Pour en revenir au rêve, je vous disais que lorsque les travailleurs commencèrent la cérémonie, faisant la ch’alla à la Pachamama et rendant le culte au Tio, que je ne pouvais pas voir, à cause de ses petites entourloupes que nous font les rêves, parce qu’il se trouvait dans un coin sombre, on entendit des bruits forts au loin, comme des échos qui naissaient des entrailles de la montagne.
Les travailleurs, murmurant entre leurs dents, mâchaient des feuilles de coca et fumaient des cigarettes, tandis que je jetais des poignées de la feuille sacrée tout autour et que j’arrosais les roches avec de l’eau de vie.
Au bout d’un court instant, les travailleurs, comme emportés par une force indomptable, disparurent un par un de la galerie, emportant avec eux la lumière de leurs lampes et me laissant seul dans une impénétrable obscurité. La panique m’envahit et les larmes inondèrent mes yeux. J’allai d’un endroit à un autre, tâtonnant des pieds et des mains, mais, à chaque pas, je ne trouvai rien que des roches érigées comme des murs. C’est ainsi que, sans apercevoir aucune sortie et le pantalon mouillé par la peur, je décidai de m’asseoir au même endroit, en attendant que quelqu’un découvre mon refuge.

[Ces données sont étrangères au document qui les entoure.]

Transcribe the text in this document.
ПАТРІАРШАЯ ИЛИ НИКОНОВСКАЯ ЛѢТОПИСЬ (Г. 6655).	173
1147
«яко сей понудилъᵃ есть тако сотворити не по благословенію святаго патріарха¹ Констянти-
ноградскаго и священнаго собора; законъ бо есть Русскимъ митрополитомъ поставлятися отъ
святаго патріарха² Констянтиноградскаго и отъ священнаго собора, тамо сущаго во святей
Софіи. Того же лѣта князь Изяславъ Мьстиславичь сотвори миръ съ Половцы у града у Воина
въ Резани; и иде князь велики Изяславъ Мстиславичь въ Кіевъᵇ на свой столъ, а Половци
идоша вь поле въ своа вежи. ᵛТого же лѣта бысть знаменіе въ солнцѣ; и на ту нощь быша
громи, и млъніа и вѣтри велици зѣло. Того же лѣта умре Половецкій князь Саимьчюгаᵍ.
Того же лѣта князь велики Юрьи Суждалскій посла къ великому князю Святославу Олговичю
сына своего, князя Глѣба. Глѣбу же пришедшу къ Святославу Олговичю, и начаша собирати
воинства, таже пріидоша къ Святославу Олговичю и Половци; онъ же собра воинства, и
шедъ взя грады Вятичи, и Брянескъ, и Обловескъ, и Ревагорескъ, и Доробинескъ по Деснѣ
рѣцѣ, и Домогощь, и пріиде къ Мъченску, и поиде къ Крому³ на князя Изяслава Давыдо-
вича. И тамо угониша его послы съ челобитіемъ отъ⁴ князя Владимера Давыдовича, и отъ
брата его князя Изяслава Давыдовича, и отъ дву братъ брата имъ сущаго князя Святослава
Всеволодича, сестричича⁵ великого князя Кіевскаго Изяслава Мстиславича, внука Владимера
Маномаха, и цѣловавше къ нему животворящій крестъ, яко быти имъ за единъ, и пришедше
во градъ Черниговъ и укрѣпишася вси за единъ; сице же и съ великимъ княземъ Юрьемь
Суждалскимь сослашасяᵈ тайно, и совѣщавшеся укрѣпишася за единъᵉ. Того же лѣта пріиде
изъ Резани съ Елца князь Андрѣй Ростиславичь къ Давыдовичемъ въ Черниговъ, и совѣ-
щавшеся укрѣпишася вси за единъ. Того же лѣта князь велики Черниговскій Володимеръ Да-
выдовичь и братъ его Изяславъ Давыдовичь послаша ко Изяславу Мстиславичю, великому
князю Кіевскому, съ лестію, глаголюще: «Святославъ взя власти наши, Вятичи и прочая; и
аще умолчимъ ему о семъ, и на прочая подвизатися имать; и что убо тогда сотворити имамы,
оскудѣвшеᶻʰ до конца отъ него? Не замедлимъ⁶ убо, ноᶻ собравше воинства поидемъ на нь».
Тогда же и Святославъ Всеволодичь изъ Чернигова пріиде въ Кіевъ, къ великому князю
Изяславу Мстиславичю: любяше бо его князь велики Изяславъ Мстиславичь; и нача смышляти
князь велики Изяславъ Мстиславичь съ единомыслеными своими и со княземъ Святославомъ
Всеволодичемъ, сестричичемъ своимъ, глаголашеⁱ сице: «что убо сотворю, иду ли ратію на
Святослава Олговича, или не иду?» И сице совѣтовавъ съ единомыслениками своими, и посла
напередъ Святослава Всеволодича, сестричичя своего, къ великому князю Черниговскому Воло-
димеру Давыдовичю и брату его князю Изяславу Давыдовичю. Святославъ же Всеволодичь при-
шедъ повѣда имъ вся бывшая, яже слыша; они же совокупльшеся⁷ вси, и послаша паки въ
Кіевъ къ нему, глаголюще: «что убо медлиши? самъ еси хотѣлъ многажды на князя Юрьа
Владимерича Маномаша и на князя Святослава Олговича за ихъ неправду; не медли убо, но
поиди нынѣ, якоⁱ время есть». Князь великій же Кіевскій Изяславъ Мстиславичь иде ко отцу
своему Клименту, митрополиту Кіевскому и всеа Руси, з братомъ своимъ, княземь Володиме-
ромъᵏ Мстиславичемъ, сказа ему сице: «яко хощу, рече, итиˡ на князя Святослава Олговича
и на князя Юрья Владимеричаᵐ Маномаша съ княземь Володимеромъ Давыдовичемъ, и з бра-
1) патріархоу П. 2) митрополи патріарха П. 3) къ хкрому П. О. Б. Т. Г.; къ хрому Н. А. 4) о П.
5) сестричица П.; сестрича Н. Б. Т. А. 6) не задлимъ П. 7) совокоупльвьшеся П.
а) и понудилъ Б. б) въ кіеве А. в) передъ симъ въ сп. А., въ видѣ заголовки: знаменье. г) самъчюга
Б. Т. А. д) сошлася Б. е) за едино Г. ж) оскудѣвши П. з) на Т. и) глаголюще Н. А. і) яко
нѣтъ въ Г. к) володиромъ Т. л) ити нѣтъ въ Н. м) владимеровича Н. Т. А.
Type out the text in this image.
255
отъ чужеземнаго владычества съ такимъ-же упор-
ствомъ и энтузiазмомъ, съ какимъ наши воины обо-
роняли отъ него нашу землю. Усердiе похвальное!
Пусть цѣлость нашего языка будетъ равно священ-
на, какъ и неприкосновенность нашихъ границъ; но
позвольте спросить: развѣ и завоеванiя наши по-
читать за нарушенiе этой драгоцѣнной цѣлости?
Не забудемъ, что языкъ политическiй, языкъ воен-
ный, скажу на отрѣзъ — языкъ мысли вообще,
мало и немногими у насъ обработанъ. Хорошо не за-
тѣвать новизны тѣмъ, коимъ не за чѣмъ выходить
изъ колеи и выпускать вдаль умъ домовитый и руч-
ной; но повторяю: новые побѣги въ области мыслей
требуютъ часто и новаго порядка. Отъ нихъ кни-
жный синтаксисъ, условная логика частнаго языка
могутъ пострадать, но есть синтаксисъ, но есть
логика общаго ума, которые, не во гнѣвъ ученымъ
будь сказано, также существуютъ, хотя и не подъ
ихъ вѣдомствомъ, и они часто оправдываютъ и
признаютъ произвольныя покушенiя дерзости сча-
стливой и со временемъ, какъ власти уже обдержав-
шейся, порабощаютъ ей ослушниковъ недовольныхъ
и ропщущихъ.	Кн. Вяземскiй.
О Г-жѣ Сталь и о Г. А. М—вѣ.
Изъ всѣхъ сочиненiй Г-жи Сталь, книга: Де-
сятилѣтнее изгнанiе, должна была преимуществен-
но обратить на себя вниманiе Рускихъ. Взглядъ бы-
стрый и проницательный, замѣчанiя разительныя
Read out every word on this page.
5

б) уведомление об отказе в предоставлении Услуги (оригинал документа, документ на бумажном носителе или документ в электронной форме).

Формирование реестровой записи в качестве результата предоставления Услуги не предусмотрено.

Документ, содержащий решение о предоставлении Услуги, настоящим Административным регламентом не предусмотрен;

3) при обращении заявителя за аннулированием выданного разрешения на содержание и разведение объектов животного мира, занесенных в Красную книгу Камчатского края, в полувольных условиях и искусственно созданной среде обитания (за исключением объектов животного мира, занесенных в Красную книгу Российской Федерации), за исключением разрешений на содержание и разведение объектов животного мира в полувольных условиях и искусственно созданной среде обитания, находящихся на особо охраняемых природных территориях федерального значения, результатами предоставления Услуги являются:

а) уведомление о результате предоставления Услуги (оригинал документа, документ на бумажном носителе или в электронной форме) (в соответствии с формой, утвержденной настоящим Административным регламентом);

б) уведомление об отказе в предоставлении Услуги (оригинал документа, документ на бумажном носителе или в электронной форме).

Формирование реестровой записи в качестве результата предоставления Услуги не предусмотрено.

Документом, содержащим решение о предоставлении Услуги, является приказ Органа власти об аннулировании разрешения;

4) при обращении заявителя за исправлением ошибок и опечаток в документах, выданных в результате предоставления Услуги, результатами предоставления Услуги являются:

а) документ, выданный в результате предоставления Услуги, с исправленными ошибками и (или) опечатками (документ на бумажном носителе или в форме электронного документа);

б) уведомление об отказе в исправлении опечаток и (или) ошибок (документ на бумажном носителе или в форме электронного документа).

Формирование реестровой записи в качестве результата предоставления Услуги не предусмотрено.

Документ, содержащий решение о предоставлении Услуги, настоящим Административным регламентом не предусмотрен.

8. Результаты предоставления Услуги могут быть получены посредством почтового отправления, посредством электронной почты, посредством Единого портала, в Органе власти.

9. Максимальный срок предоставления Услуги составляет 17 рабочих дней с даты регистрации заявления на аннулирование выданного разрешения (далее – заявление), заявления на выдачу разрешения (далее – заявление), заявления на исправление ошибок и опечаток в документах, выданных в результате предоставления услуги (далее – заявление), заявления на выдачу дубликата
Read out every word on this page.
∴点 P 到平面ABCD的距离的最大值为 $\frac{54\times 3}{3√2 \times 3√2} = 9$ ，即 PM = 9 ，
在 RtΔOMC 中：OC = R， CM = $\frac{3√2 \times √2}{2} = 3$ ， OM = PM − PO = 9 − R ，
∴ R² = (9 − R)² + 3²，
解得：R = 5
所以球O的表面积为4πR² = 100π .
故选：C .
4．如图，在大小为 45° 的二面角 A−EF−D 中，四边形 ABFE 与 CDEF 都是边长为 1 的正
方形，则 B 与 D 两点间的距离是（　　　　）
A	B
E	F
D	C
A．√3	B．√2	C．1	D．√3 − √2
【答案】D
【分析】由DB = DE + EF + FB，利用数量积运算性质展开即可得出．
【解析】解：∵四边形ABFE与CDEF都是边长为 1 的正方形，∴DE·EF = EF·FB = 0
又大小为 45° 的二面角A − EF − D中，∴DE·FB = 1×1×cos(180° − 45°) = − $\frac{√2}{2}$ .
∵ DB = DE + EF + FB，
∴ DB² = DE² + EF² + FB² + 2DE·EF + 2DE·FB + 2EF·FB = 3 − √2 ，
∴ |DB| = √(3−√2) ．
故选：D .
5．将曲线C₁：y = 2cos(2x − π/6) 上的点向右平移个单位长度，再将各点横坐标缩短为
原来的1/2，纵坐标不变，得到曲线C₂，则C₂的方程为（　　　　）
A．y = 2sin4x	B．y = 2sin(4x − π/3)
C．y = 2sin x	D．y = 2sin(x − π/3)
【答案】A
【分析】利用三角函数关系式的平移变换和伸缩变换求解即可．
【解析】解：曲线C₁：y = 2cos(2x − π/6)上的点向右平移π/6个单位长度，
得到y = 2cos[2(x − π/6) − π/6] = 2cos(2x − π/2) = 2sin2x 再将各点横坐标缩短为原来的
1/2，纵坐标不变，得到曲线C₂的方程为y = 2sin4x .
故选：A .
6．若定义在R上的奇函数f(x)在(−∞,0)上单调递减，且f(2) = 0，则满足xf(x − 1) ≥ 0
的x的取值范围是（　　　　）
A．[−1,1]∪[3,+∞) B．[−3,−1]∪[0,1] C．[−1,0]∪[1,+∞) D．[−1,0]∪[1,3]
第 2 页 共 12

Le temps passa, assez longtemps, je ne sais dire exactement combien, jusqu’à ce que soudain, bam bam bam, j’entendis un bruit qui semblait s’approcher depuis le fond de la mine. C’est alors que se fit le silence et le Tio apparut là, planté dans mon dos, m’éclairant avec la lumière de ses yeux et me demandant de la coca et de l’alcool.
Je ne parvins pas à le voir en entier, mais je me levai en un clin d’oeil. Je ne sus que faire ni que dire. Tout mon corps trembla rien qu’en entendant sa voix, presque semblable au braiement d’un âne. Je me couvris le visage avec mes mains et éclatai en sanglots comme un bébé ayant perdu le sein.
Le Tio, qui portait son costume de Lucifer, s’alluma comme une lanterne, illuminant la galerie de part en part. Son aspect était terrifiant, comme celui des monstres qui sont beaux tout en étant laids. Je le regardai entre les doigts de ma main et, à mon grand étonnement, je me rendis compte qu’il était fait de roche et de feu. Sur ce, un mineur apparut. Je ne sais pas d’où il sortait, mais il étendit un aguayo devant le Tio, lui offrit de la coca, des cigarettes et de l’alcool.
Le Tio vida la bouteille d’un seul trait, se fourra une poignée de feuilles de coca dans la bouche et alluma une cigarette avec celle du mineur. Ensuite, sans gestes ni paroles, il se retira à pas lents, tandis qu’une toux sèche résonnait dans l’air et que la gouttière de la galerie tombait dans un tic tic tic sur les roches.
‘Tio, nom de Dieu! Tu m’as fait peur!...”, me dis-je au fond de moi, sans cesser de pleurer à chaude morve, l’âme toujours mordue par la peur.
Lorsque je m’éveillai de ce rêve, le corps trempé de sueur et les yeux naviguant entre les larmes, j’eus l’étrange sensation que le Tio, qui avait voulu me faire peur sans le vouloir, s’était installé dans ma vie depuis le premier jour où je l’avais vu dans la mine de Siglo XX, assis sur son trône tel un souverain des ténèbres, maître absolu des richesses minérales. Et, bien que j’eusse envie de maudire le sort de l’avoir rencontré et amené en Suède, je tournai sept fois ma langue dans ma bouche et tentai de garder mon calme, car je savais que le Tio, avec ou sans mon consentement, était disposé à me suivre de près, de très près, pour le meilleur et pour le pire, jusqu’à l’heure de ma mort.
Glossaire :
AGUAYO : m. Tissage traditionnel andin.
CH’ALLA: m. Cérémonie d'offrande ou de sacrifice aux dieux. PACHAMAMA: f. Mère Terre. Divinité des Andes.